Я сразу расслабилась в его объятиях и прижалась всем телом к самому любимому человеку на свете, и мне стало так хорошо, что сердце успокоилось и забилось радостно и свободно. Наверное, впервые за последние годы.
Я уговорила Егора остаться в Острожном до утра. И эта ночь была самая прекрасная в моей жизни. Егор уснул только под утро… А я…

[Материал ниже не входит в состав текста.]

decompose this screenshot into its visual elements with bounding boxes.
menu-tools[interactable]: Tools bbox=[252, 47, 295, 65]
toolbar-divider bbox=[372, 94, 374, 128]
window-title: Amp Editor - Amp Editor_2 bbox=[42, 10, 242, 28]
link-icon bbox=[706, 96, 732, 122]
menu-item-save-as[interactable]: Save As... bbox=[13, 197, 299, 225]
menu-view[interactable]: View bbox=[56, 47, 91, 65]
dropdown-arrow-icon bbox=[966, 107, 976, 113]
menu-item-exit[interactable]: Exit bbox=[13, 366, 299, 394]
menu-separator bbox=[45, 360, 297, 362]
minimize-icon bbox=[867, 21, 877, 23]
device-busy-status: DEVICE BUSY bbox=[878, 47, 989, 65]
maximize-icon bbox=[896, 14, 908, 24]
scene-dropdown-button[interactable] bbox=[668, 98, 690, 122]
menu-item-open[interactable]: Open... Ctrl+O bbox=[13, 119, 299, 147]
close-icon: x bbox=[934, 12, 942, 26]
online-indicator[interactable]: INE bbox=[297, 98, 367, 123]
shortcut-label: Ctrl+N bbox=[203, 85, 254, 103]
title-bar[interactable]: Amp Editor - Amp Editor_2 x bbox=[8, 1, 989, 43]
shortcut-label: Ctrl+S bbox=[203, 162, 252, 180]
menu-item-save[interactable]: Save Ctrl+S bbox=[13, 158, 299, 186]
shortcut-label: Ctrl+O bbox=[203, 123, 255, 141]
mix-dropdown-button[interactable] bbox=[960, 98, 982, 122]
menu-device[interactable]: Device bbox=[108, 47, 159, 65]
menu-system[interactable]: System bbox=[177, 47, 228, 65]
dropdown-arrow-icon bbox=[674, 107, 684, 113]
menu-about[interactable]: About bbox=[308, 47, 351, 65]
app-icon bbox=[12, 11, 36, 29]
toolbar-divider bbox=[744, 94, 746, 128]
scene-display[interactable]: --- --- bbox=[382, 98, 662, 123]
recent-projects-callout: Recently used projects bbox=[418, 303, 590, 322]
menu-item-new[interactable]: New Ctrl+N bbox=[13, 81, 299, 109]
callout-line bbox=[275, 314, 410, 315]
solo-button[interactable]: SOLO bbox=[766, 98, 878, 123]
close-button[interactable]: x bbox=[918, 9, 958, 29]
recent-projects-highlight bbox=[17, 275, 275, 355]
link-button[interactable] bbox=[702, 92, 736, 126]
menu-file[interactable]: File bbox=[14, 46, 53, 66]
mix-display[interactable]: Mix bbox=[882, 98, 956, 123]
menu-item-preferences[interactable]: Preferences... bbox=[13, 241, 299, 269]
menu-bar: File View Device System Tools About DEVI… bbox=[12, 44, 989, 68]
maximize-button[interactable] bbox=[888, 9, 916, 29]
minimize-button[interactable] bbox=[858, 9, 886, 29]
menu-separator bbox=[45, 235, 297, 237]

…На «Майоровой» мельнице было темно и очень тихо. Ни малейшего шевеления ветра в ветках деревьев. Природа притихла, как бывает только перед сильной грозой. Я вышла на середину поляны с твёрдым намерением закопать реликвии как можно глубже и навсегда вычеркнуть из памяти это место. Но едва я поставила сумку на землю, как вдруг яркий сноп света ударил откуда-то сверху и вокруг стало светло как днём. Явственно послышался топот копыт. Звук быстро приближался и наконец из густого тумана появился всадник на белой лошади. Он остановился в нескольких метрах от меня, и я, подняв голову, посмотрела на него. Огромный седой мужчина с непокрытой головой. На плечах белоснежный плащ с алым мальтийским крестом. Его пронзительно голубые, холодные глаза внимательно смотрели на меня. Он легко соскочил на землю и подошёл ко мне, одной рукой удерживая лошадь, которая нетерпеливо била копытами, выдыхая целые облака густого белого пара. Рыцарь вытащил из ножен меч и, преклонив колено, опустил в знак благодарности убелённую сединами голову.